9/11 by Steve McCurry |
I looked at Steve's photos with a sense of uneasiness—not because of the memories they activated, but because I knew I was going to be seeing quite a lot of 9/11 over the next couple of days. The ninth anniversary will bring with it plenty of archival imagery, and I'm fairly certain much of it will be used as symbol, not history.
I'd be interested in hearing from people whether they are eager (or not eager) to review the imagery of 9/11 now, and why.
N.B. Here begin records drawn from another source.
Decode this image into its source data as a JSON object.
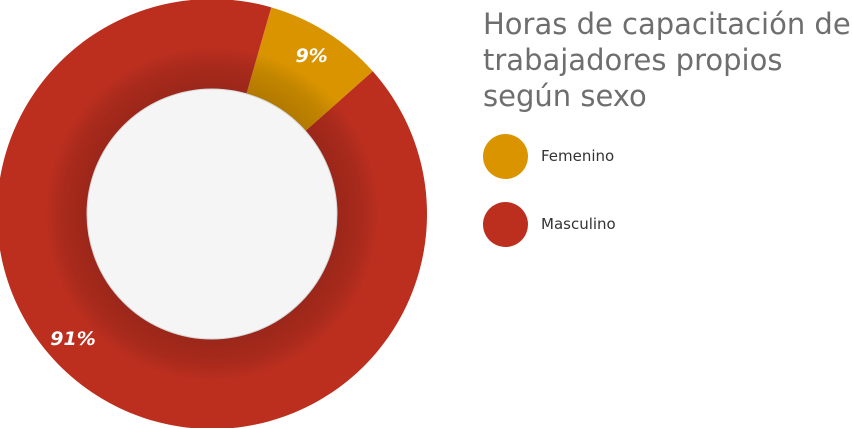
{
  "chart_data": {
    "type": "pie",
    "title": "Horas de capacitación de trabajadores propios según sexo",
    "slices": [
      {
        "name": "Femenino",
        "value": 9,
        "label": "9%",
        "color": "#d99400"
      },
      {
        "name": "Masculino",
        "value": 91,
        "label": "91%",
        "color": "#bc2f1f"
      }
    ],
    "donut": true,
    "legend_position": "right"
  },
  "colors": {
    "inner_circle": "#f5f5f5",
    "label_text": "#ffffff",
    "title_text": "#6e6e6e",
    "legend_text": "#333333"
  }
}
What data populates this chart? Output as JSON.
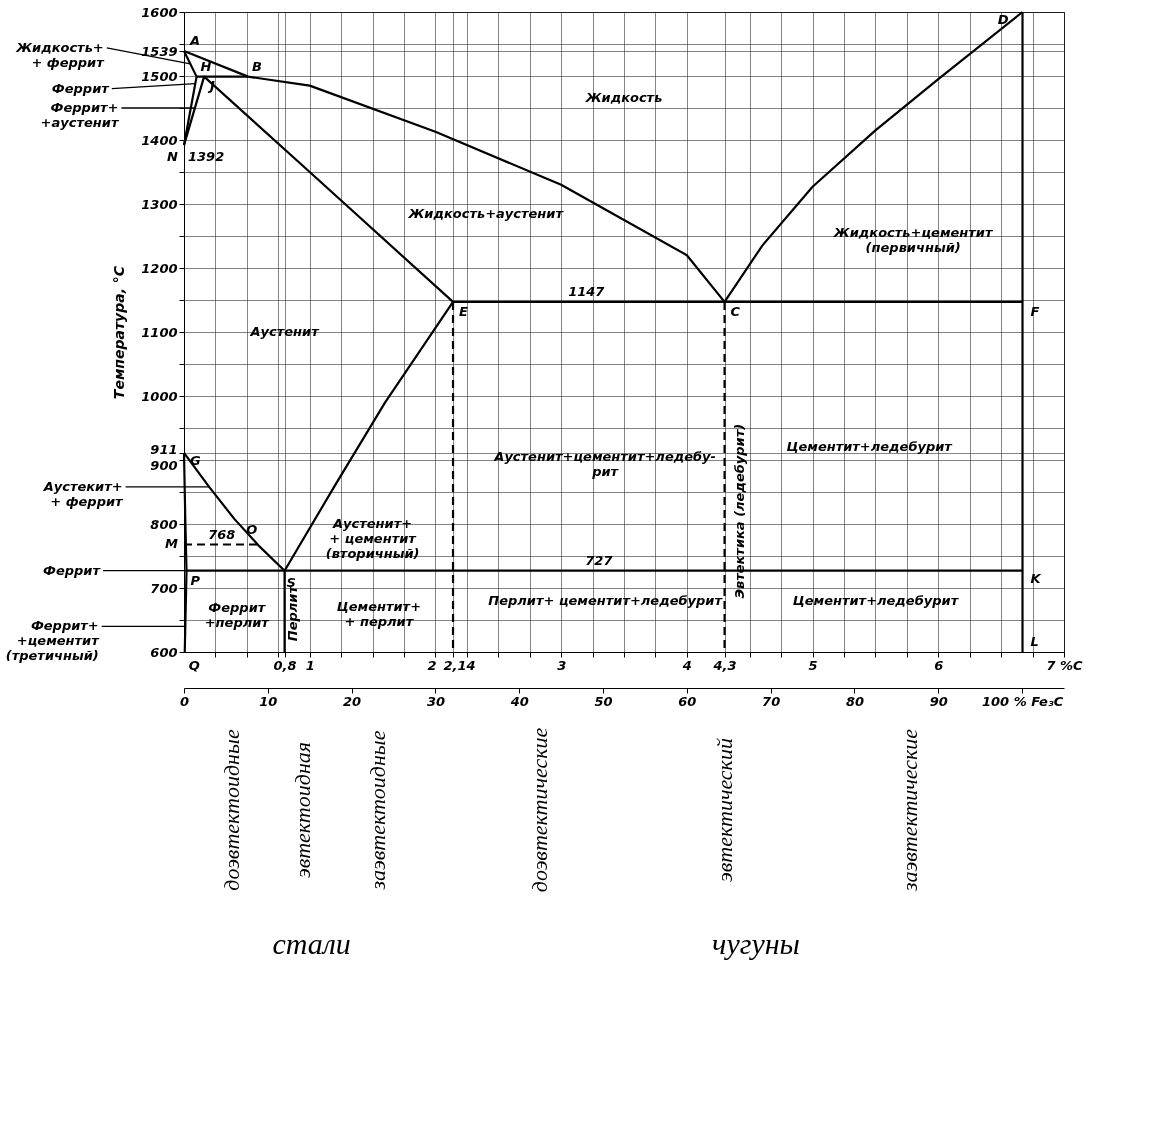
{
  "chart_data": {
    "type": "line",
    "ylabel": "Температура, °C",
    "xlim": [
      0,
      7
    ],
    "xticks": [
      {
        "value": 0.25,
        "label": null
      },
      {
        "value": 0.5,
        "label": null
      },
      {
        "value": 0.75,
        "label": null
      },
      {
        "value": 0.8,
        "label": "0,8"
      },
      1,
      {
        "value": 1.25,
        "label": null
      },
      {
        "value": 1.5,
        "label": null
      },
      {
        "value": 1.75,
        "label": null
      },
      2,
      {
        "value": 2.14,
        "label": "2,14"
      },
      {
        "value": 2.25,
        "label": null
      },
      {
        "value": 2.5,
        "label": null
      },
      {
        "value": 2.75,
        "label": null
      },
      3,
      {
        "value": 3.25,
        "label": null
      },
      {
        "value": 3.5,
        "label": null
      },
      {
        "value": 3.75,
        "label": null
      },
      4,
      {
        "value": 4.3,
        "label": "4,3"
      },
      {
        "value": 4.5,
        "label": null
      },
      {
        "value": 4.75,
        "label": null
      },
      5,
      {
        "value": 5.25,
        "label": null
      },
      {
        "value": 5.5,
        "label": null
      },
      {
        "value": 5.75,
        "label": null
      },
      6,
      {
        "value": 6.25,
        "label": null
      },
      {
        "value": 6.5,
        "label": null
      },
      {
        "value": 6.75,
        "label": null
      },
      {
        "value": 7,
        "label": "7 %C"
      }
    ],
    "x2lim": [
      0,
      105
    ],
    "x2ticks": [
      0,
      10,
      20,
      30,
      40,
      50,
      60,
      70,
      80,
      90,
      {
        "value": 100,
        "label": "100 % Fe₃C"
      }
    ],
    "ylim": [
      600,
      1600
    ],
    "yticks": [
      600,
      {
        "value": 650,
        "label": null
      },
      700,
      {
        "value": 750,
        "label": null
      },
      800,
      {
        "value": 850,
        "label": null
      },
      900,
      911,
      {
        "value": 950,
        "label": null
      },
      1000,
      {
        "value": 1050,
        "label": null
      },
      1100,
      {
        "value": 1150,
        "label": null
      },
      1200,
      {
        "value": 1250,
        "label": null
      },
      1300,
      {
        "value": 1350,
        "label": null
      },
      1400,
      {
        "value": 1450,
        "label": null
      },
      1500,
      1539,
      {
        "value": 1550,
        "label": null
      },
      1600
    ],
    "grid": true,
    "series": [
      {
        "color": "#000000",
        "x": [
          0,
          0.51,
          1,
          2,
          3,
          4,
          4.3,
          4.6,
          5,
          5.5,
          6,
          6.67
        ],
        "values": [
          1539,
          1499,
          1485,
          1413,
          1330,
          1220,
          1147,
          1235,
          1327,
          1415,
          1495,
          1600
        ]
      },
      {
        "color": "#000000",
        "x": [
          0,
          0.1,
          0
        ],
        "values": [
          1392,
          1499,
          1539
        ]
      },
      {
        "color": "#000000",
        "x": [
          0.1,
          0.51
        ],
        "values": [
          1499,
          1499
        ]
      },
      {
        "color": "#000000",
        "x": [
          0,
          0.16,
          1,
          2.14,
          6.67
        ],
        "values": [
          1392,
          1499,
          1350,
          1147,
          1147
        ]
      },
      {
        "color": "#000000",
        "x": [
          0,
          0.2,
          0.4,
          0.6,
          0.8,
          1.2,
          1.6,
          2.14
        ],
        "values": [
          911,
          858,
          808,
          765,
          727,
          860,
          990,
          1147
        ]
      },
      {
        "color": "#000000",
        "x": [
          0.006,
          0.02,
          0.01,
          0
        ],
        "values": [
          600,
          727,
          810,
          911
        ]
      },
      {
        "color": "#000000",
        "x": [
          0.02,
          6.67
        ],
        "values": [
          727,
          727
        ]
      },
      {
        "color": "#000000",
        "x": [
          0,
          0.6
        ],
        "values": [
          768,
          768
        ],
        "line_style": "dashed"
      },
      {
        "color": "#000000",
        "x": [
          2.14,
          2.14
        ],
        "values": [
          1147,
          600
        ],
        "line_style": "dashed"
      },
      {
        "color": "#000000",
        "x": [
          4.3,
          4.3
        ],
        "values": [
          1147,
          600
        ],
        "line_style": "dashed"
      },
      {
        "color": "#000000",
        "x": [
          6.67,
          6.67
        ],
        "values": [
          1600,
          600
        ]
      },
      {
        "color": "#000000",
        "x": [
          0.8,
          0.8
        ],
        "values": [
          727,
          600
        ]
      }
    ],
    "annotations": [
      {
        "text": "Жидкость+\n+ феррит",
        "x": 0.05,
        "y": 1519
      },
      {
        "text": "Феррит",
        "x": 0.09,
        "y": 1488
      },
      {
        "text": "Феррит+\n+аустенит",
        "x": 0.087,
        "y": 1450
      },
      {
        "text": "Аустекит+\n+ феррит",
        "x": 0.2,
        "y": 858
      },
      {
        "text": "Феррит",
        "x": 0.02,
        "y": 727
      },
      {
        "text": "Феррит+\n+цементит\n(третичный)",
        "x": 0.01,
        "y": 640
      },
      {
        "text": "1392",
        "x": 0,
        "y": 1392
      },
      {
        "text": "768",
        "x": 0.3,
        "y": 768
      },
      {
        "text": "A",
        "x": 0,
        "y": 1539
      },
      {
        "text": "B",
        "x": 0.51,
        "y": 1499
      },
      {
        "text": "H",
        "x": 0.1,
        "y": 1499
      },
      {
        "text": "J",
        "x": 0.16,
        "y": 1499
      },
      {
        "text": "N",
        "x": 0,
        "y": 1392
      },
      {
        "text": "G",
        "x": 0,
        "y": 911
      },
      {
        "text": "M",
        "x": 0,
        "y": 768
      },
      {
        "text": "O",
        "x": 0.6,
        "y": 768
      },
      {
        "text": "P",
        "x": 0.02,
        "y": 727
      },
      {
        "text": "S",
        "x": 0.8,
        "y": 727
      },
      {
        "text": "Q",
        "x": 0.006,
        "y": 600
      },
      {
        "text": "E",
        "x": 2.14,
        "y": 1147
      },
      {
        "text": "C",
        "x": 4.3,
        "y": 1147
      },
      {
        "text": "D",
        "x": 6.67,
        "y": 1600
      },
      {
        "text": "F",
        "x": 6.67,
        "y": 1147
      },
      {
        "text": "K",
        "x": 6.67,
        "y": 727
      },
      {
        "text": "L",
        "x": 6.67,
        "y": 600
      },
      {
        "text": "1147",
        "x": 3.2,
        "y": 1147
      },
      {
        "text": "727",
        "x": 3.3,
        "y": 727
      },
      "Жидкость",
      "Жидкость+аустенит",
      "Жидкость+цементит\n(первичный)",
      "Аустенит",
      "Аустенит+цементит+ледебу-\nрит",
      "Эвтектика (ледебурит)",
      "Цементит+ледебурит",
      "Аустенит+\n+ цементит\n(вторичный)",
      "Феррит\n+перлит",
      "Перлит",
      "Цементит+\n+ перлит",
      "Перлит+ цементит+ледебурит",
      "Цементит+ледебурит",
      "доэвтектоидные",
      "эвтектоидная",
      "заэвтектоидные",
      "доэвтектические",
      "эвтектический",
      "заэвтектические",
      "стали",
      "чугуны"
    ]
  }
}
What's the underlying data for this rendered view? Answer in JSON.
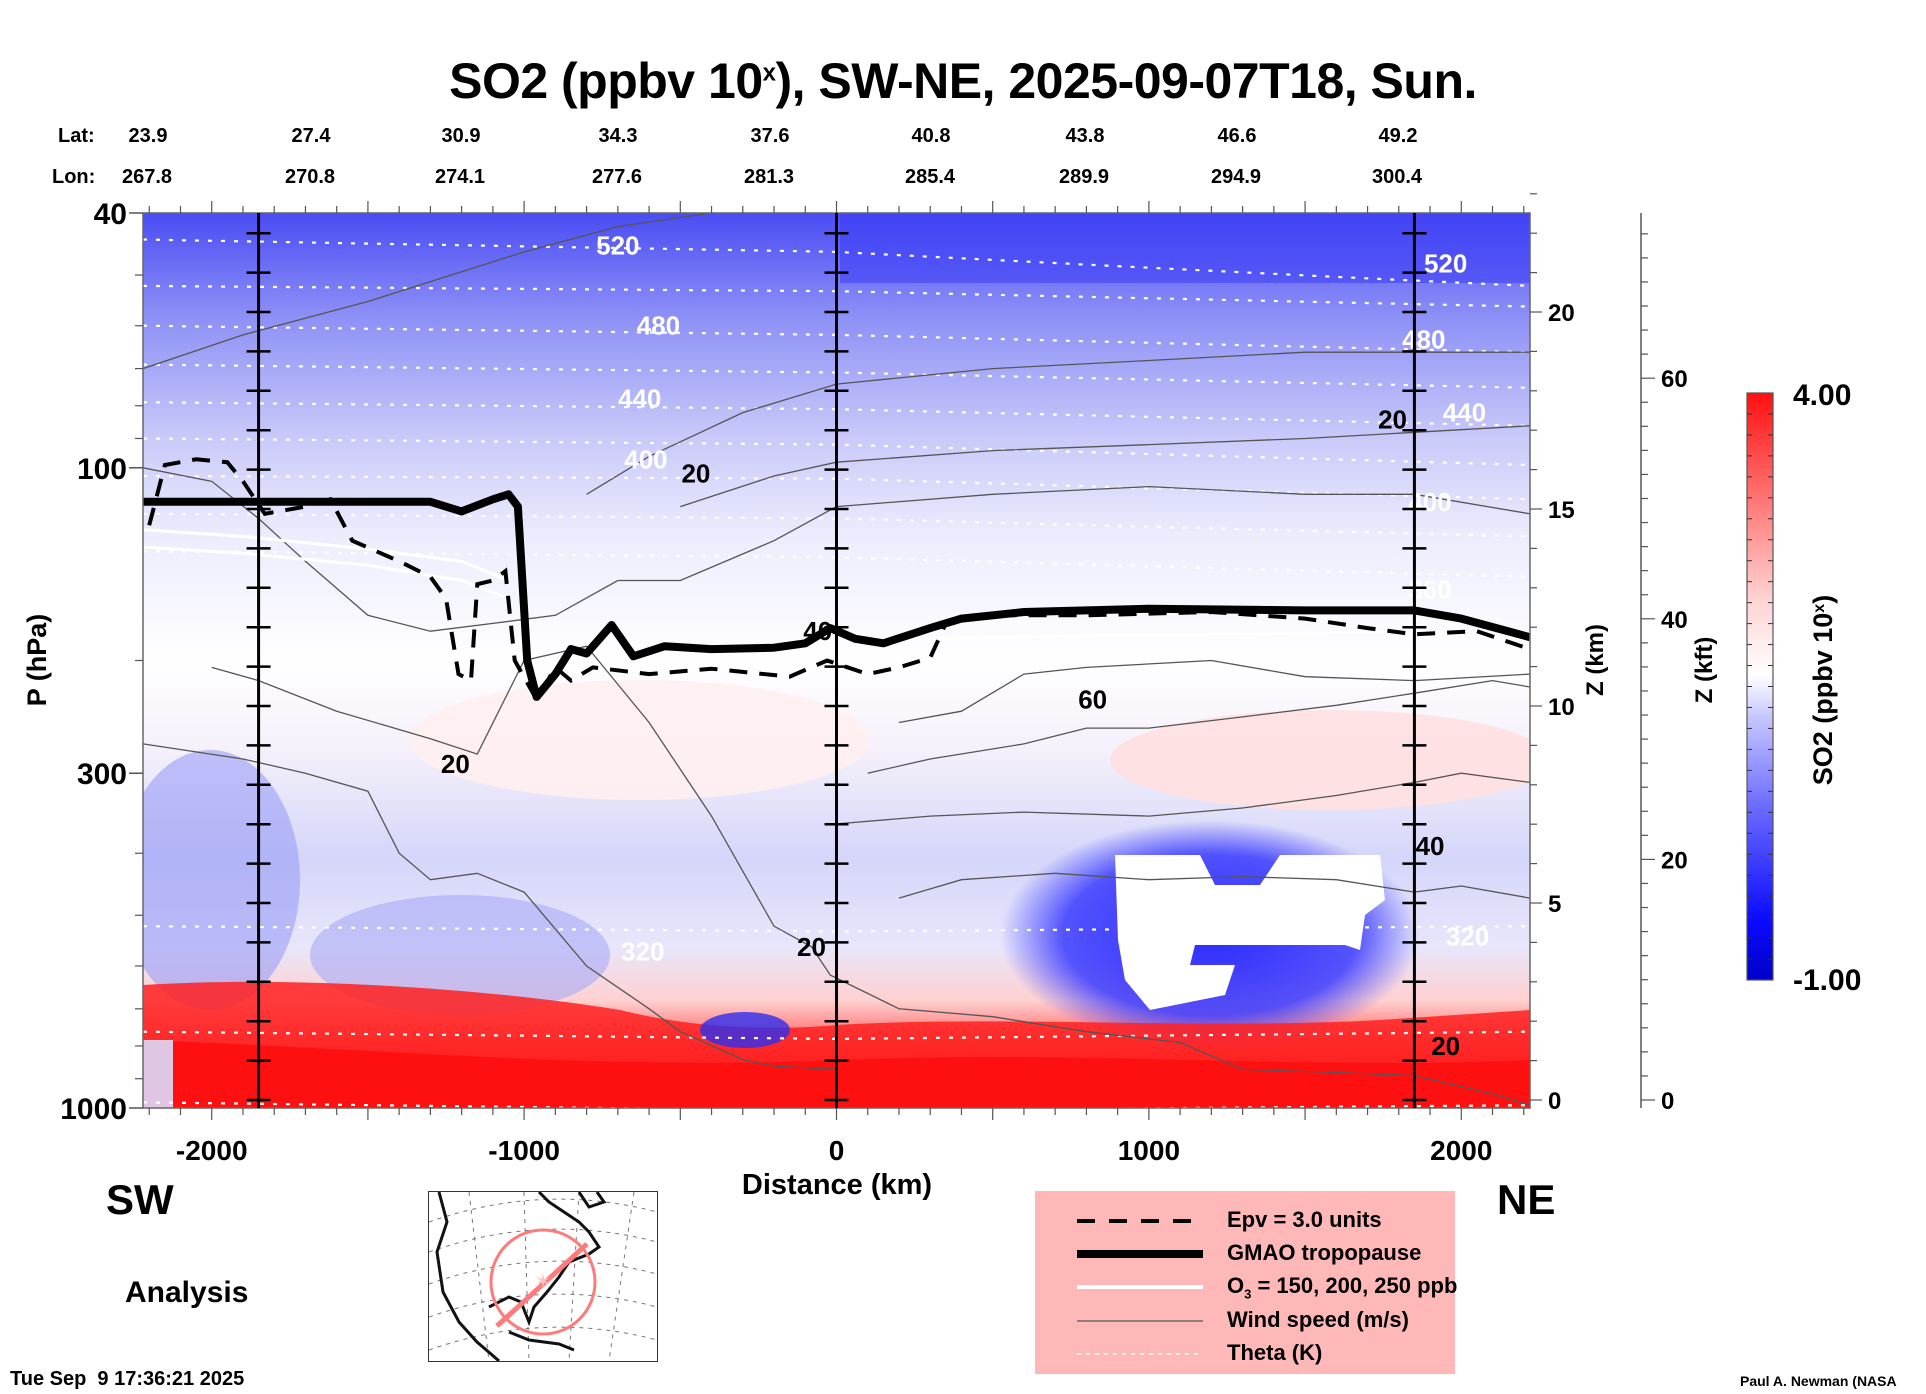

Here why I'm wary: A few weeks ago I saw a FOX News story about the controversy over the proposed mosque "at Ground Zero," as the anchorperson intoned with aggrievement. Behind her big hair was a cartoon graphic illustrating the crumbled facade of the twin towers--the smoking structure that looked so much like a cathedral. (James Nachtwey's memorable photo below captured the actual facade shortly after the buildings collapsed.)
Twin Towers by James Nachtwey |
On 9/11—the real one, not the one in infographics—it wasn't a holy place at all. It was a horror. It was something that New Yorkers lived (and died) with--the ultimate live news story. And it was a local story, that morning. You could watch on TV, or you could look out your window and see the smoke blowing toward Brooklyn. You tried to phone your family, and you tried to get home.
Very quickly, it all changed. The local New York story became the local story in every city and town in the U.S. People said, "We are all New Yorkers today," and they meant it. Residents of Missouri and Montana claimed a heartfelt citizenship of the big city, each taking ownership of a piece of the 9/11 story. They sent money, they sent help. And today, not surprisingly, they want a say in what 9/11 meant.
It was pictures that brought that sudden change: pictures by McCurry and Nachtwey, Richard Drew, Angel Franco, David Handschuh, and many others who weren't watching it on TV but up close. In the weeks after 9/11, the photo magazine I worked for joined with Dirck Halsted and the Digital Journalist to put together an oral history of that day, as remembered by those photographers. We called the piece "The Facts on the Ground," because that is what we felt those journalists were capturing.
Pictures are not just facts, however. They don't work that way. People everywhere took emotional ownership of the images, as they had the city. By the time Thomas Franklin's photo of three firemen raising an American flag on the Ground Zero rubble appeared on the cover of Newsweek—an image compared repeatedly to Joe Rosenthal's picture of the flag raising on Iwo Jima—the facts were becoming legend. So print the legend.